俺がこうしてって小声で言うから、胡桃は心の声で応えてくれればいい。どうすればわからなかったら、そのときも心の声で聞いて」
「なんで心の声……」
「いくら声拾わないって言ったって、あまりに話してたら演技になんないし」
「で、でも……」
それに。
「前もってなにするか、わかってたら意味ないだろ?」
「え?」
耳元に唇を寄せて囁けば、ビクッと体を揺らす胡桃。
俺は今、胡桃の許嫁で友達で、幼なじみで。
お嬢様に突き放される役。
「ちょっと強引なことするかもだから、迷わず突き放してよ」
「え!!」
『なにする気……!?
っ、でも、突き放すなんて、そんな……っ』
いやだよって眉をさげる胡桃に、飛び上がりそうなくらいうれしい反面、またこんな顔させてるって苦しい気持ちが半分半分。
俺だっていやだ。
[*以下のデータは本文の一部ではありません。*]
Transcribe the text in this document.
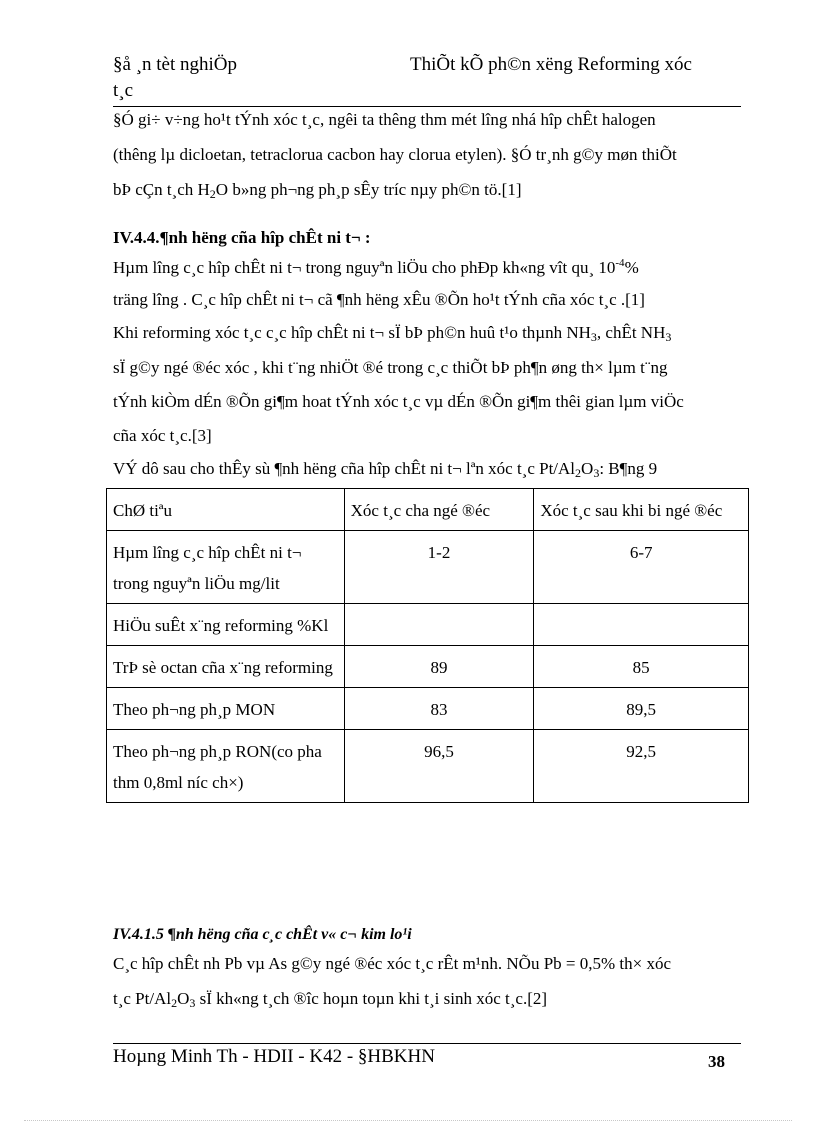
§å ¸n tèt nghiÖp
t¸c
ThiÕt kÕ ph©n xëng Reforming xóc
§Ó gi÷ v÷ng ho¹t tÝnh xóc t¸c, ngêi ta thêng thm mét lîng nhá hîp chÊt halogen
(thêng lµ dicloetan, tetraclorua cacbon hay clorua etylen). §Ó tr¸nh g©y møn thiÕt
bÞ cÇn t¸ch $H_2O$ b»ng ph¬ng ph¸p sÊy tríc nµy ph©n tö.[1]
IV.4.4.¶nh hëng cña hîp chÊt ni t¬ :
Hµm lîng c¸c hîp chÊt ni t¬ trong nguyªn liÖu cho phÐp kh«ng vît qu¸ $10^{-4}\%$
träng lîng . C¸c hîp chÊt ni t¬ cã ¶nh hëng xÊu ®Õn ho¹t tÝnh cña xóc t¸c .[1]
Khi reforming xóc t¸c c¸c hîp chÊt ni t¬ sÏ bÞ ph©n huû t¹o thµnh $NH_3$, chÊt $NH_3$
sÏ g©y ngé ®éc xóc , khi t¨ng nhiÖt ®é trong c¸c thiÕt bÞ ph¶n øng th× lµm t¨ng
tÝnh kiÒm dÉn ®Õn gi¶m hoat tÝnh xóc t¸c vµ dÉn ®Õn gi¶m thêi gian lµm viÖc
cña xóc t¸c.[3]
VÝ dô sau cho thÊy sù ¶nh hëng cña hîp chÊt ni t¬ lªn xóc t¸c $Pt/Al_2O_3$: B¶ng 9
ChØ tiªu	Xóc t¸c cha ngé ®éc	Xóc t¸c sau khi bi ngé ®éc
Hµm lîng c¸c hîp chÊt ni t¬ trong nguyªn liÖu mg/lit	1-2	6-7
HiÖu suÊt x¨ng reforming %Kl		
TrÞ sè octan cña x¨ng reforming	89	85
Theo ph¬ng ph¸p MON	83	89,5
Theo ph¬ng ph¸p RON(co pha thm 0,8ml níc ch×)	96,5	92,5
IV.4.1.5 ¶nh hëng cña c¸c chÊt v« c¬ kim lo¹i
C¸c hîp chÊt nh Pb vµ As g©y ngé ®éc xóc t¸c rÊt m¹nh. NÕu Pb = 0,5% th× xóc
t¸c $Pt/Al_2O_3$ sÏ kh«ng t¸ch ®îc hoµn toµn khi t¸i sinh xóc t¸c.[2]
Hoµng Minh Th - HDII - K42 - §HBKHN	38
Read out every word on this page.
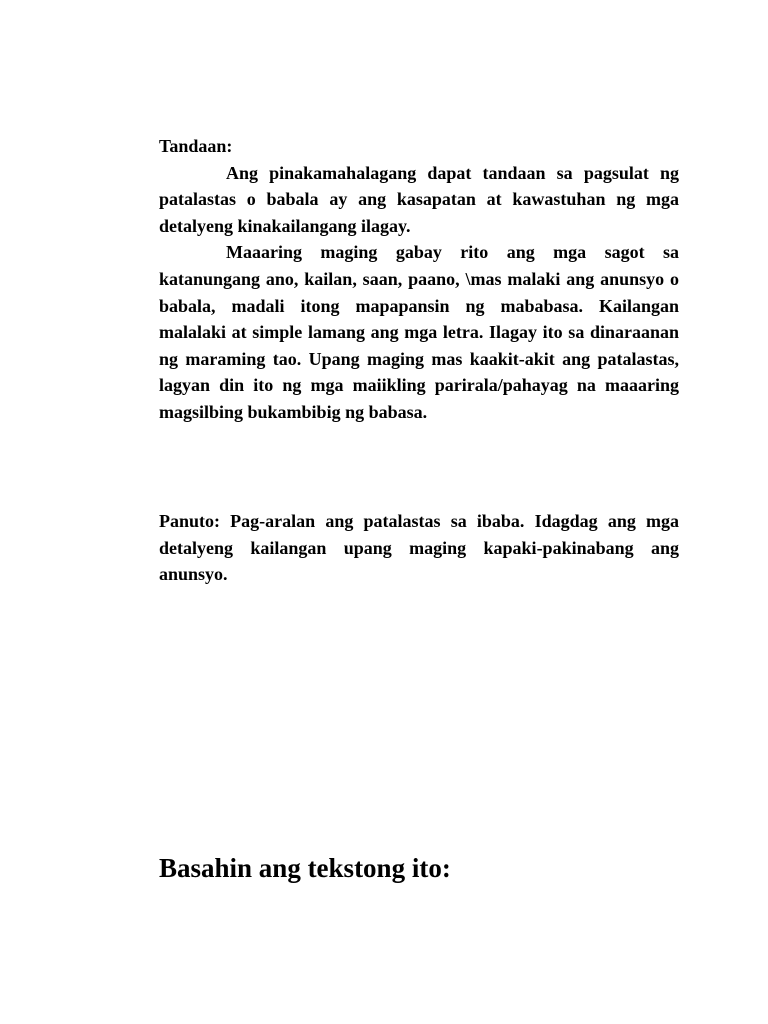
Tandaan:

Ang pinakamahalagang dapat tandaan sa pagsulat ng patalastas o babala ay ang kasapatan at kawastuhan ng mga detalyeng kinakailangang ilagay.

Maaaring maging gabay rito ang mga sagot sa katanungang ano, kailan, saan, paano, \mas malaki ang anunsyo o babala, madali itong mapapansin ng mababasa. Kailangan malalaki at simple lamang ang mga letra. Ilagay ito sa dinaraanan ng maraming tao. Upang maging mas kaakit-akit ang patalastas, lagyan din ito ng mga maiikling parirala/pahayag na maaaring magsilbing bukambibig ng babasa.

Panuto: Pag-aralan ang patalastas sa ibaba. Idagdag ang mga detalyeng kailangan upang maging kapaki-pakinabang ang anunsyo.

Basahin ang tekstong ito:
死んでもいやだ。
大好きな彼女に突き放されるとか、正直立ち直れないというか、トラウマになるレベルでされたくない。
でもこれは演技だから。
「その分、あとでいっぱい甘やかして。
俺も甘やかしてあげるから」
あとでいっぱい癒してくれたら、俺、がんばれるから。
「じ、実はそれが目的だったりする……?」
「それもある」
けど一番は。
ちらりとその人のほうを見れば、さっきからずっと俺たち……というより俺を見ている日向さん。
いくらアドリブとはいえ、演技とはいえ。
胡桃を抱きしめて、手をつないだこと。
俺で上書きしなきゃ気がすまない。
あの人の前で、見せつける。
胡桃は俺のだって。
日向さんから見れば、めちゃくちゃいやなやつに思われるかもだけど。
ひどいやつだとか、薄情者だとか。
先輩だからとか、後輩なのにとか。
どうでもいい。興味ない。
胡桃さえ俺を好きだって言ってくれたら。
胡桃さえ俺の隣にいてくれたら。
それ以上にほしいものなんてないから。
「がんばろうな、胡桃」
「う、うん……」
ここにいるスタッフや、日向さんたちの前で。
胡桃は俺のだって、刻みつけたい。